Jetzt ist es nicht mehr weit bis zur Staustufe 3. Über die Dammkrone komme ich zu der Badebucht am See, an der ich im letzten Jahr nach Urspring abgebogen bin. Heute gehe ich den Weg in umgekehrter Richtung nach Lechbruck.

Der Weg führt etwas bergan. Letztes Jahr weideten hier Ziegen auf einer kleinen umzäunten Wiese. Durch ein Wäldchen über Wurzeln und Erdtreppen. komme ich wieder ans Ufer des Stausees Urspring. Es geht am Ufer entlang, dann ein wieder wenig hinauf, später über eine Holzbrücke, die einen sich in den Auenwald schmiegenden Weiher überspannt.

 

War nicht letztes Jahr diese Brücke eher ein Steg? Konnte man nicht letztes Jahr das Ufer des Lechs nur erahnen? Lief ich nicht im letzten Jahr über einen schmalen, fast versteckten Pfad durch einen kleinen Urwald?

 

Dieses Jahr war aus dem Pfad ein gepflegter Weg geworden. Die Heimeligkeit, die Verwunschenheit war verloren, dafür ergaben sich neue Ausblicke. Das Naturwehr, auf welches ich im vorigen Jahr nur durch das Rauschen des Wassers aufmerksam wurde, war jetzt offen einsehbar.

 

     

 

Am Ende des Weges liegt rechts die Lechbrücke. Über sie wanderte ich nach Lechbruck hinein. Der Gasthof, in dem ich ein Zimmer bestellt hatte, öffnete erst um 17.30 Uhr. Aber man ließ mich ein und gab mir einen Hausschlüssel. Ich ging in eine nahe Kneipe, um ein Weizenbier zu trinken und Aufzeichnungen zu machen.

 

 

Als ich ein Foto von der Wirtschaft machen wollte, stellte ich fest, dass der Chip im Apparat voll war. Ich geriet in leichte Aufregung. Hoffentlich gibt es in Lechbruck ein Fotogeschäft!

 

Gibt es. Doch es war Mittwoch, nachmittags geschlossen. Das konnte heiter werden. Kein neuer Chip, keine weiteren Fotos mehr. Oder ich konnte morgen erst nach 9 Uhr aufbrechen.

 

Da entdeckte ich ein kleines Kaufhaus schräg gegenüber. Vielleicht könnte man mir dort weiterhelfen.

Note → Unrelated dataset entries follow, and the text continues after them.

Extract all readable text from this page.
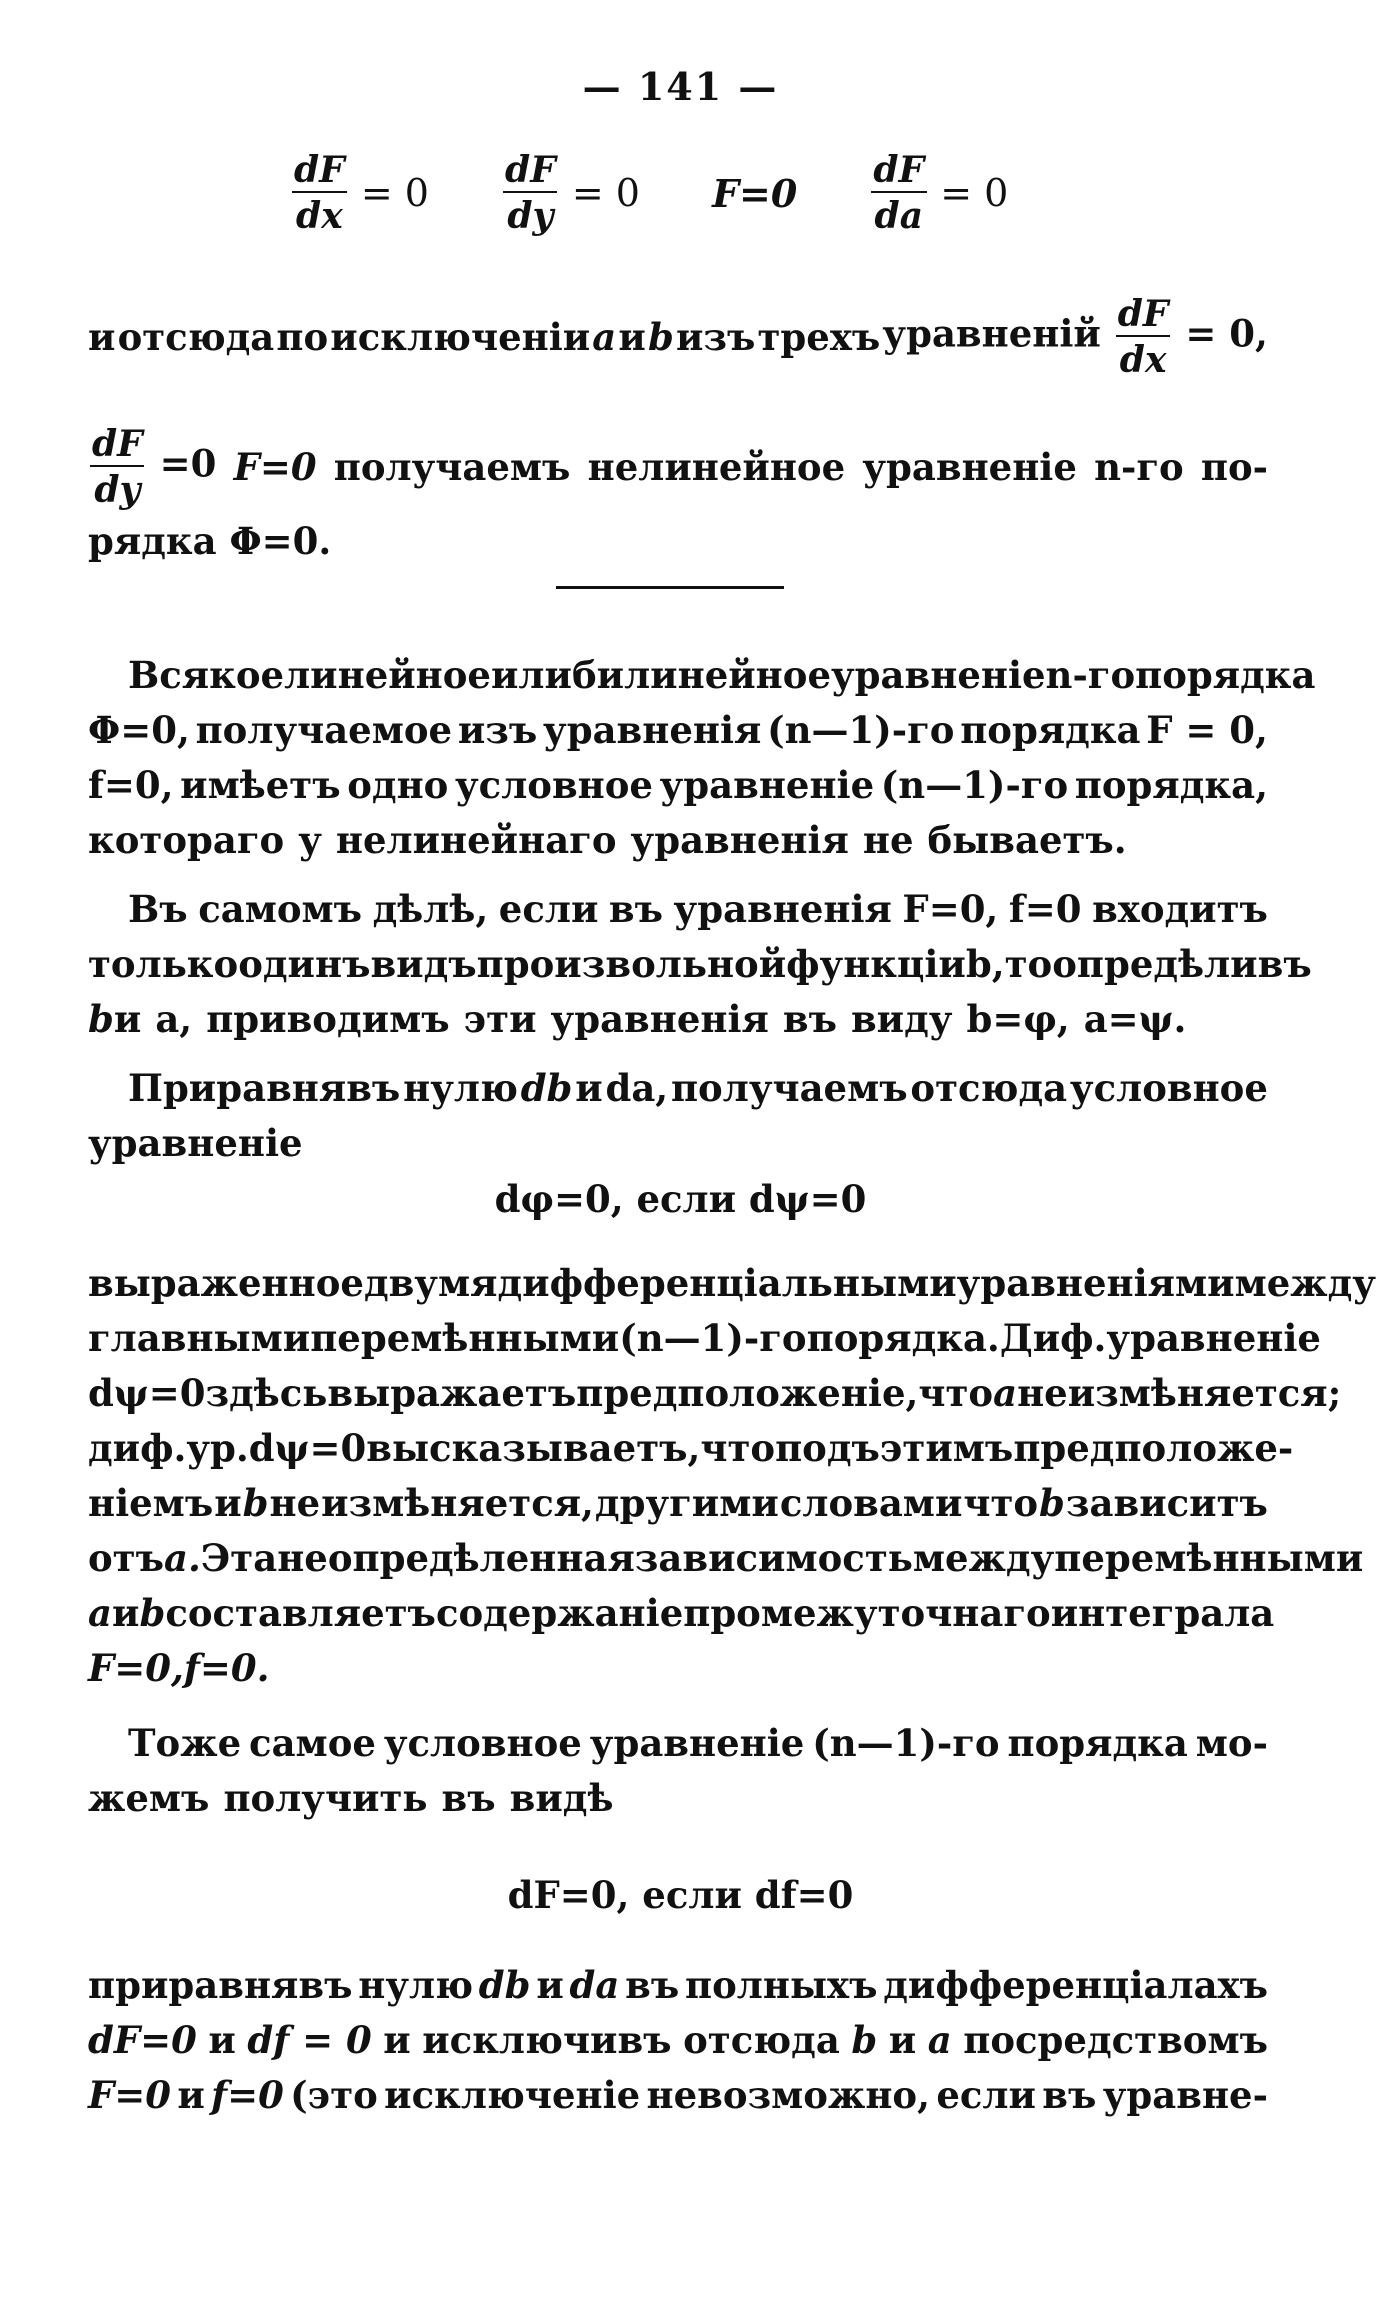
— 141 —
$\frac{dF}{dx} = 0 \frac{dF}{dy} = 0$ $F=0 \frac{dF}{da} = 0$
и отсюда по исключеніи a и b изъ трехъ уравненій $\frac{dF}{dx} = 0$,
$\frac{dF}{dy} =0$ F=0 получаемъ нелинейное уравненіе n-го по-
рядка Φ=0.
Всякое линейное или билинейное уравненіе n-го порядка
Φ=0, получаемое изъ уравненія (n—1)-го порядка F = 0,
f=0, имѣетъ одно условное уравненіе (n—1)-го порядка,
котораго у нелинейнаго уравненія не бываетъ.
Въ самомъ дѣлѣ, если въ уравненія F=0, f=0 входитъ
только одинъ видъ произвольной функціи b, то опредѣливъ
b и a, приводимъ эти уравненія въ виду b=φ, a=ψ.
Приравнявъ нулю db и da, получаемъ отсюда условное
уравненіе
dφ=0, если dψ=0
выраженное двумя дифференціальными уравненіями между
главными перемѣнными (n—1)-го порядка. Диф. уравненіе
dψ=0 здѣсь выражаетъ предположеніе, что a не измѣняется;
диф. ур. dψ=0 высказываетъ, что подъ этимъ предположе-
ніемъ и b не измѣняется, другими словами что b зависитъ
отъ a. Эта неопредѣленная зависимость между перемѣнными
a и b составляетъ содержаніе промежуточнаго интеграла
F=0, f=0.
Тоже самое условное уравненіе (n—1)-го порядка мо-
жемъ получить въ видѣ
dF=0, если df=0
приравнявъ нулю db и da въ полныхъ дифференціалахъ
dF=0 и df = 0 и исключивъ отсюда b и a посредствомъ
F=0 и f=0 (это исключеніе невозможно, если въ уравне-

Eine junge Verkäuferin sah mir erwartungsvoll entgegen.

„Ich suche ein Fotofachgeschäft.“

„Sie stehen in einem.“

Sie setzte mir den neuen Chip ein, verstaute den alten zur Sicherheit in einem Plastikgehäuse, und ich war erleichtert. Glück muß der Mensch haben.

Zu Abend aß ich eine Forelle, sehr gut. Die Wirtsleute waren Kroaten. Es gab einen Slibowitz, anschließend einen wunderbaren Mokka, schwarz, heiß, süß.

 

Schwarz wie die Sünde, heiß wie die Hölle, süß wie die Liebe.